Cyclosporine has been shown to reduce myocardial cell death following ischaemia–reperfusion. Therefore Gill et al. [
62] hypothesised that cyclosporine treatment may attenuate asphyxia-related intestinal injury in neonates. In an asphyxiated newborn piglet model, anaesthetised asphyxiated piglets were block-randomised to receive cyclosporine (10 mg/kg) or placebo (normal saline) boluses at 5 min of reoxygenation (
n = 8/group).
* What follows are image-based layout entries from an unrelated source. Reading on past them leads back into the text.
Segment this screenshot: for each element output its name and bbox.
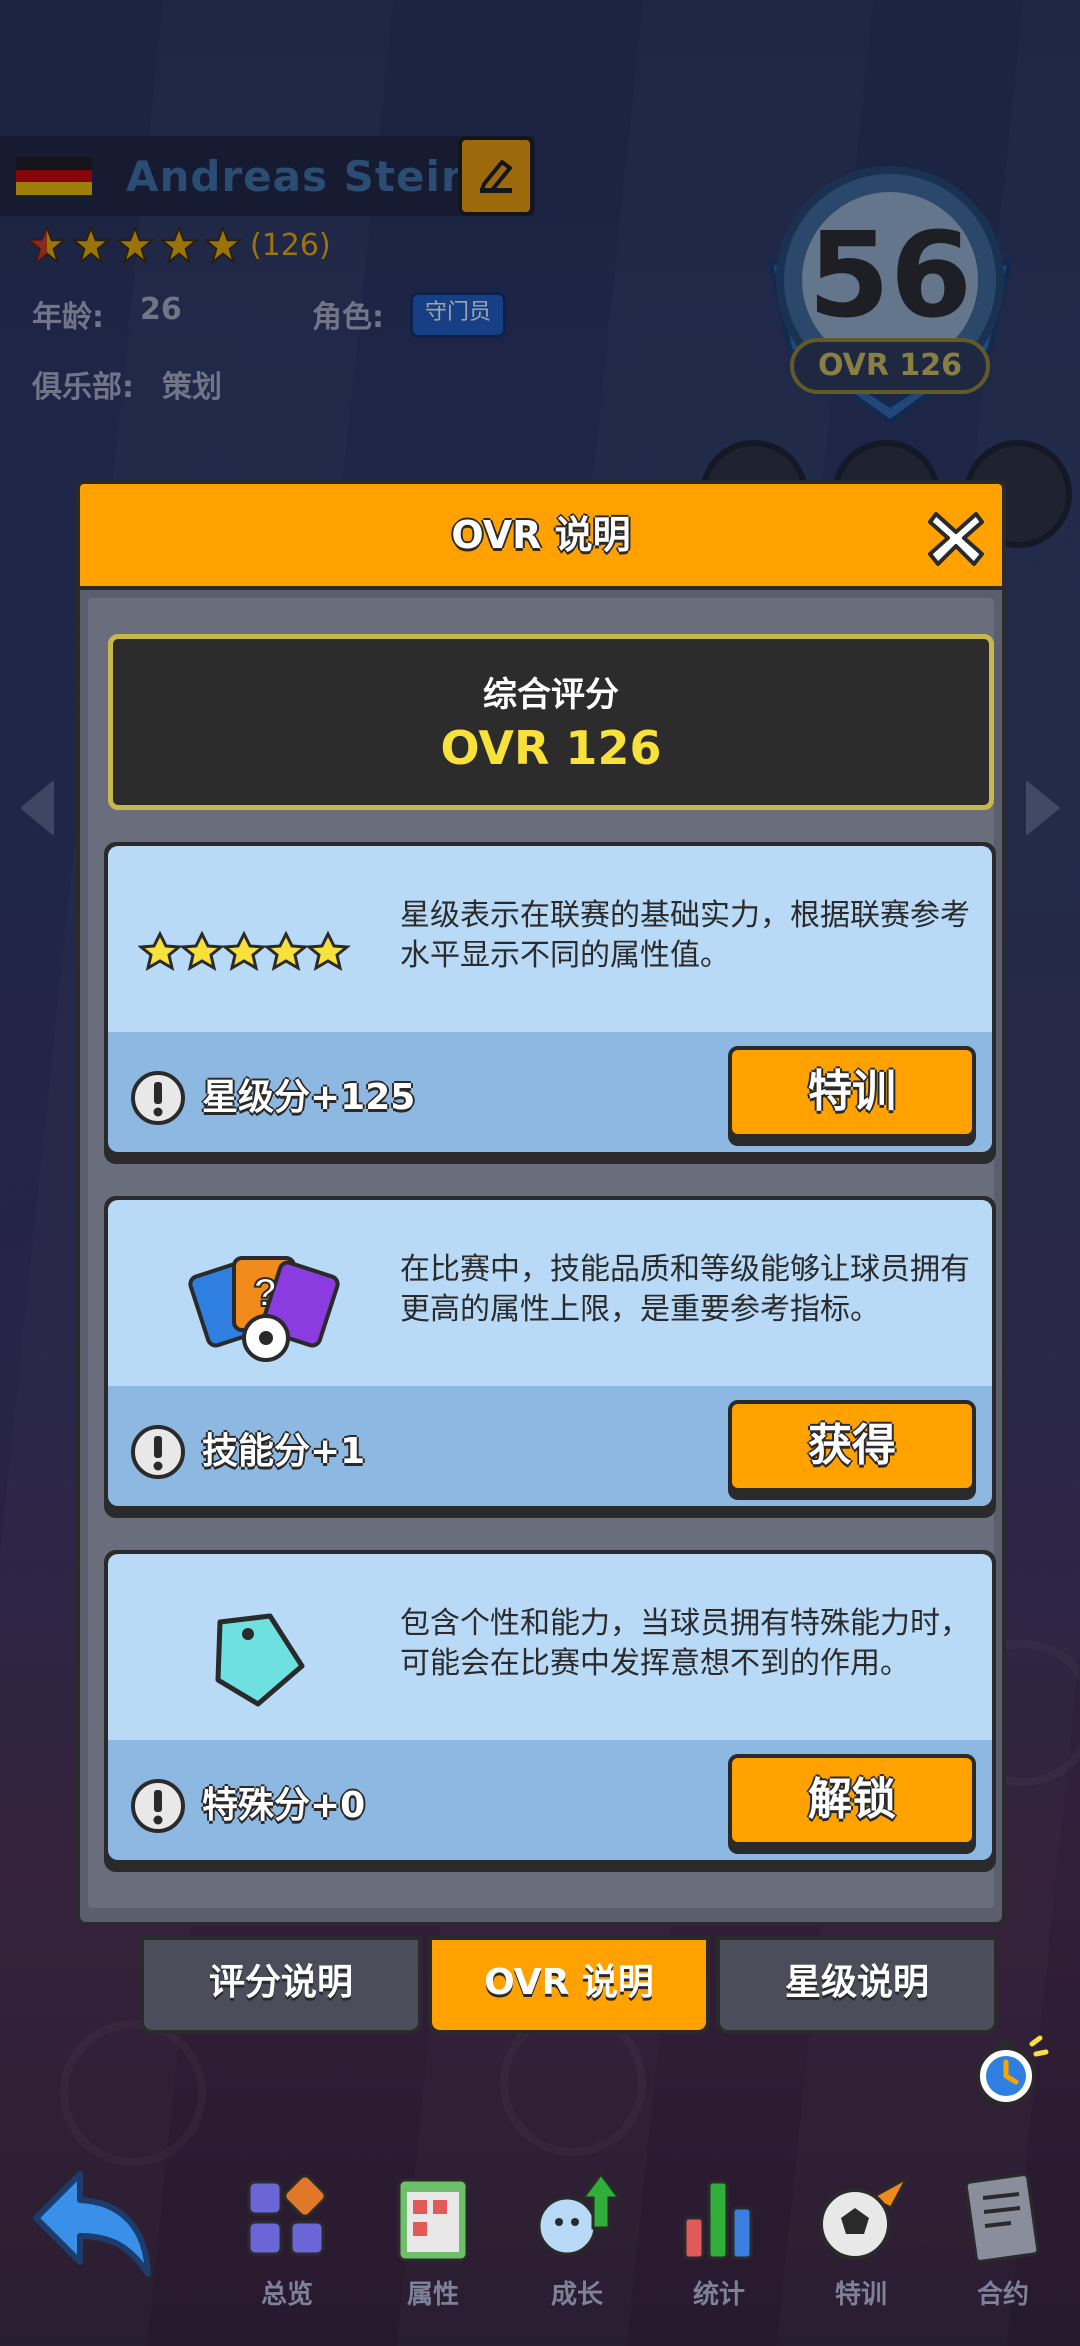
explanation-tabs: 评分说明 OVR 说明 星级说明 bbox=[140, 1936, 1004, 2034]
card-description: 星级表示在联赛的基础实力，根据联赛参考水平显示不同的属性值。 bbox=[400, 898, 970, 973]
nav-item-stats[interactable]: 统计 bbox=[654, 2168, 784, 2328]
special-score-card: 包含个性和能力，当球员拥有特殊能力时，可能会在比赛中发挥意想不到的作用。 特殊分… bbox=[104, 1550, 996, 1872]
modal-body: 综合评分 OVR 126 星级表示在联赛的基础实力，根据联赛参考水平显示不同的属… bbox=[76, 590, 1006, 1926]
skill-score-text: 技能分+1 bbox=[202, 1431, 366, 1472]
exclamation-icon bbox=[131, 1779, 185, 1833]
nav-label: 成长 bbox=[550, 2280, 603, 2310]
modal-header: OVR 说明 bbox=[76, 480, 1006, 590]
attributes-icon bbox=[397, 2178, 469, 2262]
card-top: 星级表示在联赛的基础实力，根据联赛参考水平显示不同的属性值。 bbox=[108, 846, 992, 1032]
growth-icon bbox=[537, 2171, 622, 2256]
nav-label: 合约 bbox=[976, 2280, 1029, 2310]
nav-item-growth[interactable]: 成长 bbox=[512, 2168, 642, 2328]
overall-rating-box: 综合评分 OVR 126 bbox=[108, 634, 994, 810]
overview-icon bbox=[247, 2174, 327, 2256]
tab-ovr-explanation[interactable]: OVR 说明 bbox=[428, 1936, 710, 2034]
five-stars-icon bbox=[138, 930, 351, 972]
exclamation-icon bbox=[131, 1071, 185, 1125]
close-icon[interactable] bbox=[926, 508, 986, 568]
unlock-button[interactable]: 解锁 bbox=[728, 1754, 976, 1846]
back-arrow-icon[interactable] bbox=[30, 2166, 160, 2286]
nav-item-attributes[interactable]: 属性 bbox=[368, 2168, 498, 2328]
nav-label: 属性 bbox=[406, 2280, 459, 2310]
card-description: 在比赛中，技能品质和等级能够让球员拥有更高的属性上限，是重要参考指标。 bbox=[400, 1252, 970, 1327]
obtain-button[interactable]: 获得 bbox=[728, 1400, 976, 1492]
card-bottom: 星级分+125 特训 bbox=[108, 1032, 992, 1152]
ovr-modal: OVR 说明 综合评分 OVR 126 星级表示在联赛的基础实力，根据联赛参考水… bbox=[76, 480, 1006, 1930]
card-description: 包含个性和能力，当球员拥有特殊能力时，可能会在比赛中发挥意想不到的作用。 bbox=[400, 1606, 970, 1681]
stopwatch-icon[interactable] bbox=[970, 2030, 1050, 2110]
skill-cards-icon: ? bbox=[188, 1256, 340, 1362]
overall-value: OVR 126 bbox=[440, 721, 662, 775]
stats-icon bbox=[683, 2180, 753, 2260]
card-bottom: 技能分+1 获得 bbox=[108, 1386, 992, 1506]
modal-content: 综合评分 OVR 126 星级表示在联赛的基础实力，根据联赛参考水平显示不同的属… bbox=[88, 598, 996, 1908]
svg-text:?: ? bbox=[253, 1271, 277, 1315]
tab-star-explanation[interactable]: 星级说明 bbox=[716, 1936, 998, 2034]
nav-item-overview[interactable]: 总览 bbox=[222, 2168, 352, 2328]
nav-item-training[interactable]: 特训 bbox=[796, 2168, 926, 2328]
nav-label: 统计 bbox=[692, 2280, 745, 2310]
overall-label: 综合评分 bbox=[483, 675, 619, 715]
star-score-text: 星级分+125 bbox=[202, 1077, 416, 1118]
star-score-card: 星级表示在联赛的基础实力，根据联赛参考水平显示不同的属性值。 星级分+125 特… bbox=[104, 842, 996, 1164]
nav-label: 总览 bbox=[260, 2280, 313, 2310]
contract-icon bbox=[964, 2173, 1040, 2263]
skill-score-card: ? 在比赛中，技能品质和等级能够让球员拥有更高的属性上限，是重要参考指标。 技能… bbox=[104, 1196, 996, 1518]
card-bottom: 特殊分+0 解锁 bbox=[108, 1740, 992, 1860]
nav-item-contract[interactable]: 合约 bbox=[938, 2168, 1068, 2328]
card-top: 包含个性和能力，当球员拥有特殊能力时，可能会在比赛中发挥意想不到的作用。 bbox=[108, 1554, 992, 1740]
nav-label: 特训 bbox=[834, 2280, 887, 2310]
train-button[interactable]: 特训 bbox=[728, 1046, 976, 1138]
tab-score-explanation[interactable]: 评分说明 bbox=[140, 1936, 422, 2034]
card-top: ? 在比赛中，技能品质和等级能够让球员拥有更高的属性上限，是重要参考指标。 bbox=[108, 1200, 992, 1386]
bottom-nav: 总览 属性 成长 统计 特训 合约 bbox=[0, 2150, 1080, 2346]
modal-title: OVR 说明 bbox=[451, 513, 631, 557]
training-icon bbox=[819, 2174, 911, 2260]
tag-icon bbox=[215, 1613, 305, 1707]
special-score-text: 特殊分+0 bbox=[202, 1785, 366, 1826]
exclamation-icon bbox=[131, 1425, 185, 1479]
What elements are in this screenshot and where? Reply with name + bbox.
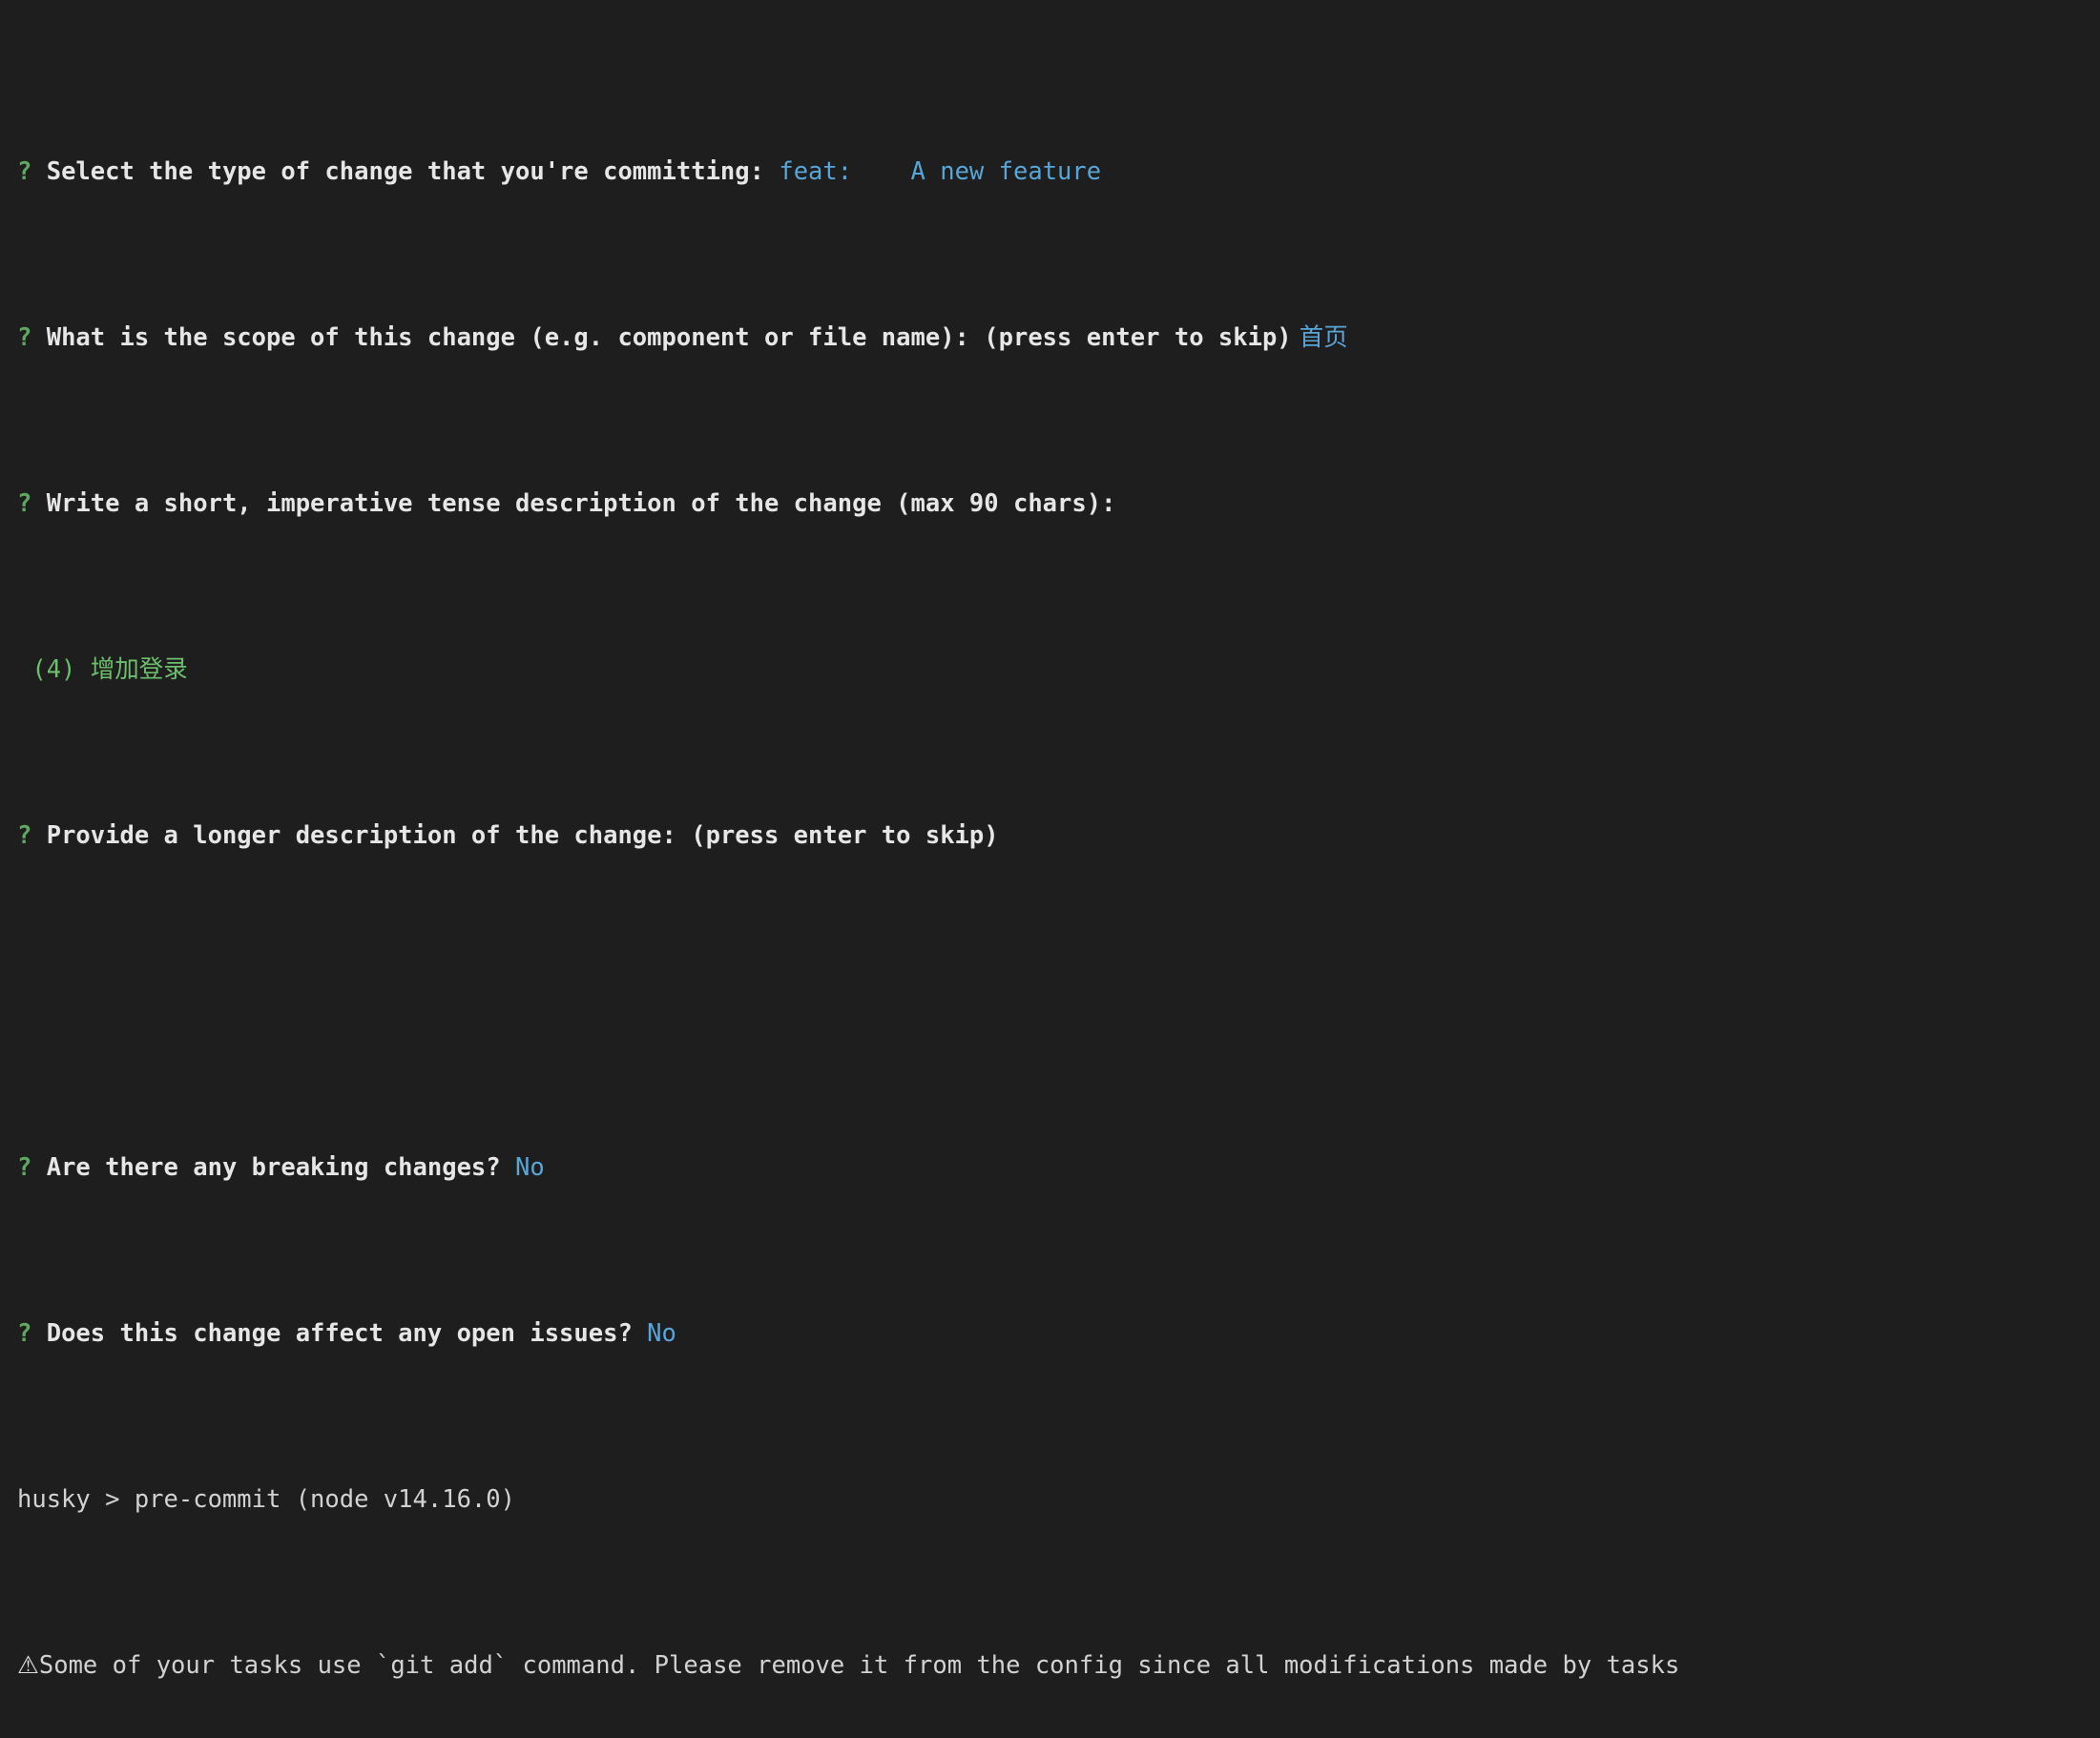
prompt-question-icon: ? [17,488,32,518]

Within 2 h of hypoxia, piglets had cardiogenic shock with hypotension and acidosis and decreased superior mesenteric perfusion. Cyclosporine treatment increased superior mesenteric arterial (SMA) flow (114 ± 6 vs. 78 ± 19 % of baseline of controls, respectively) with improved intestinal tissue lactate (all
p < 0.05) [
62].
This is the first study to demonstrate that post-resuscitation administration of cyclosporine improves mesenteric perfusion and attenuates necrotising enterocolitis (NEC)-like intestinal injury in newborn piglets following asphyxia-reoxygenation.